Mon 13th June 2005
Harry Armstrong, Guinness drinker, and all round nice guy, is famous for fronting one of the UK's best ever stoner rock bands and personal favourites Hangnail, has put them on a permanent hiatus of late to create what he has named End Of Level Boss. Now if that isn't the best name ever for a band ever, I'll eat my copy of their album.
Kicking off with the trippy and e-bow infused 'Freak Waves' a live favourite and old flame, having appeared on their demo, it certainly hits the spot, coming off like a reinvigorated band who mean business.
'Disjointedhead' is the second track of this eight-track debut, and is also one that appeared on the demo. Its twisting liquid lead riff is mesmerizing, almost like Isis put through a crash course in desert rock in its staccato stabs, before giving way to a faster more rock and roll section. Harry's insistence that he can 'drink you under the table' should be taken seriously, the delivery just shines through in the bass-heavy and fuzzed production.

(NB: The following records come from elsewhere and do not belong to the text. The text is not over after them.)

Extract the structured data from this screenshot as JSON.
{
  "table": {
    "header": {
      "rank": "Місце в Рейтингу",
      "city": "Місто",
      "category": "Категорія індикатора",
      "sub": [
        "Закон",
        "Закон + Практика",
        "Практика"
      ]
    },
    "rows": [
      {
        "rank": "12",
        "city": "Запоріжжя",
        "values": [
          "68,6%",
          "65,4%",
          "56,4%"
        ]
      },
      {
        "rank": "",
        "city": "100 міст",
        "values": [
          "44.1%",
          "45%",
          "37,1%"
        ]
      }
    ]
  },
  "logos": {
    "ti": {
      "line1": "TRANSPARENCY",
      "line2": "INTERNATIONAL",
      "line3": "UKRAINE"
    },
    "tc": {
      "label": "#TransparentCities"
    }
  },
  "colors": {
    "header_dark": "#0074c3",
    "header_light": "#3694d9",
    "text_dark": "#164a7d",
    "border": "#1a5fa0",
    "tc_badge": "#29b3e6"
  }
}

'Vivid' does a Ronseal (does exactly what it says on the tin) and shows off the band's ability to be as psychedelic as their diverse influences, Harry screaming 'what colour was the sky?' before the trademark bleeps and tweets from his trusty toy gun placed on guitar pickups ends the track in an abrupt yet lingering stasis.

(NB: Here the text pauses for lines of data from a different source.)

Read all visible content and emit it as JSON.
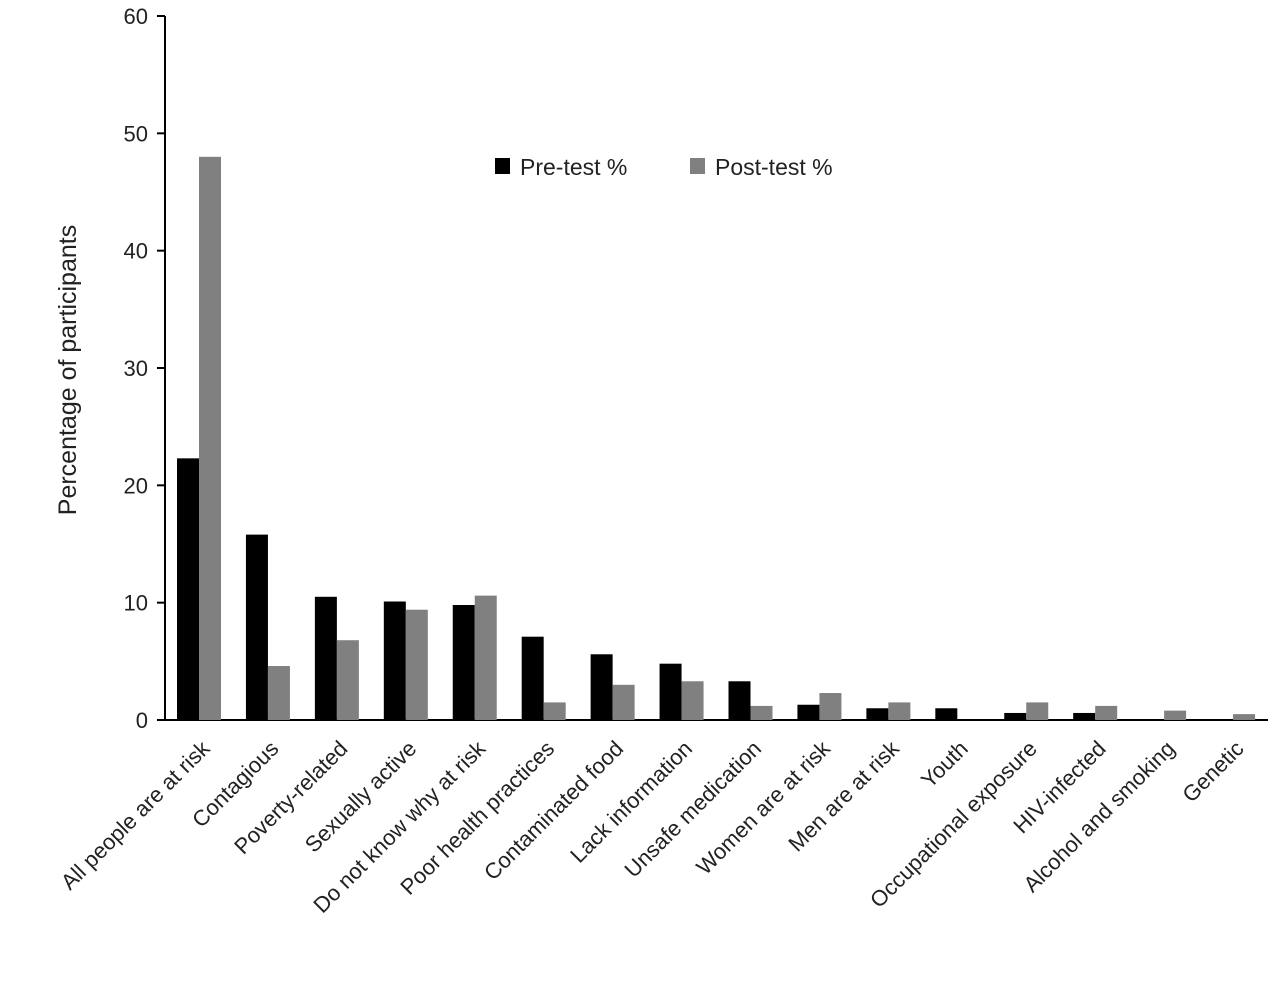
{
  "chart_data": {
    "type": "bar",
    "title": "",
    "xlabel": "",
    "ylabel": "Percentage of participants",
    "ylim": [
      0,
      60
    ],
    "yticks": [
      0,
      10,
      20,
      30,
      40,
      50,
      60
    ],
    "grid": false,
    "legend_position": "top-center",
    "categories": [
      "All people are at risk",
      "Contagious",
      "Poverty-related",
      "Sexually active",
      "Do not know why at risk",
      "Poor health practices",
      "Contaminated food",
      "Lack information",
      "Unsafe medication",
      "Women are at risk",
      "Men are at risk",
      "Youth",
      "Occupational exposure",
      "HIV-infected",
      "Alcohol and smoking",
      "Genetic"
    ],
    "series": [
      {
        "name": "Pre-test %",
        "color": "#000000",
        "values": [
          22.3,
          15.8,
          10.5,
          10.1,
          9.8,
          7.1,
          5.6,
          4.8,
          3.3,
          1.3,
          1.0,
          1.0,
          0.6,
          0.6,
          0,
          0
        ]
      },
      {
        "name": "Post-test %",
        "color": "#808080",
        "values": [
          48.0,
          4.6,
          6.8,
          9.4,
          10.6,
          1.5,
          3.0,
          3.3,
          1.2,
          2.3,
          1.5,
          0,
          1.5,
          1.2,
          0.8,
          0.5
        ]
      }
    ]
  }
}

Its interesting to see what has come out of the creative mind of Hangnail, good as they were on classic albums like 'Ten Days Before Summer' and 'Clouds In The Head', End Of Level Boss just seems more direct and full of intent, rather than the laid-back jam-room type efforts of the previous output.

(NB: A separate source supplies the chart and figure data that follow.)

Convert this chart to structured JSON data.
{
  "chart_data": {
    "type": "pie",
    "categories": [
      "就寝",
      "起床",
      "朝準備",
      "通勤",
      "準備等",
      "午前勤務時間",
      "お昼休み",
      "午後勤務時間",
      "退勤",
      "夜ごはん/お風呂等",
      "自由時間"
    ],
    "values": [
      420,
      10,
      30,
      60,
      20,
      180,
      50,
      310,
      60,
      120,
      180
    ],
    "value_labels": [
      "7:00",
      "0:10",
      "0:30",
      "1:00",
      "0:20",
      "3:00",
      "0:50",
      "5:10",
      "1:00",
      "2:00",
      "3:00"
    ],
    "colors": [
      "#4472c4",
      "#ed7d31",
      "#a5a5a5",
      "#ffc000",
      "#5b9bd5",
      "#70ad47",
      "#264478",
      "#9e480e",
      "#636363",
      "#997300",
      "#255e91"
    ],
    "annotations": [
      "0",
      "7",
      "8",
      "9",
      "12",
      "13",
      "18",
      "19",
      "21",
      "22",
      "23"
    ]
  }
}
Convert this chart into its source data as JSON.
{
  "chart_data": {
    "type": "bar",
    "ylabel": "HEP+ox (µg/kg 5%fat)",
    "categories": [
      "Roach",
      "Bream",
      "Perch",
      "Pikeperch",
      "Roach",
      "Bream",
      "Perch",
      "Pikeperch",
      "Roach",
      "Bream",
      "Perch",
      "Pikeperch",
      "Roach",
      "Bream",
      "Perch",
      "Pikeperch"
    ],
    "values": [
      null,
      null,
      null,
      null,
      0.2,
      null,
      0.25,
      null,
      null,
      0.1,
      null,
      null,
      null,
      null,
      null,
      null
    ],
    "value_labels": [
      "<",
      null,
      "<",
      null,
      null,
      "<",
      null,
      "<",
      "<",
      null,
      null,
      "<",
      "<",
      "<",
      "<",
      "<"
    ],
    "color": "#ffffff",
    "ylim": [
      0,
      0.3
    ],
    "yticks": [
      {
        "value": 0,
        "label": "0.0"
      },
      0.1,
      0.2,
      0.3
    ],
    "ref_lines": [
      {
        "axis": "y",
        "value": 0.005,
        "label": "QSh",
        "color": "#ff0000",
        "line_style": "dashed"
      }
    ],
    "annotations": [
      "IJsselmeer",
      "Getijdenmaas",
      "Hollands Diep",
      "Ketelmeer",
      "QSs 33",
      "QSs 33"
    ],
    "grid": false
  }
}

The jamming does return for a brief segue in the delightfully named 'Nosepicker' where three minutes are taken up by a bluesy yet structured interlude, the layered solos and basslines provide a brief moment of reflection before the brilliant 'Step The Mind Gap' comes in with its sharp stabbing riffs and superbly delivered vocal lines.
Echoed vocals over a malicious sounding main riff signal the start of 'Spine Transfer' which shows off the guitar wizardry at work on this excellent release, time changes and thunderous drum crashes make this track an undeniable standout, the now trademark guitar sound that runs through this whole album is in effect, no note is left to hang before the next one is played which maintains interest and makes it sound unlike anything else out there in the UK metal or stoner scene today.
Before you know it, we're into the nearly nine-minute closer 'Leaving The Chemosphere' which has an amazing bass-scale-run riff running under its slow beat, with lyrics like 'Goodbye to your world' it feels like its defiantly influenced by the ideas that doom brings to music, a feeling of menace, you can imagine the band really going for it live to this song, the constant steam-roller effect of the riffs has a definite appeal.
Defiantly investigate if you are into hearing something new from a proved group of musicians, and equally if you have a penchant for driving riffs and truly innovative songwriting in your stoner rock. Catch them live at a venue near you soon!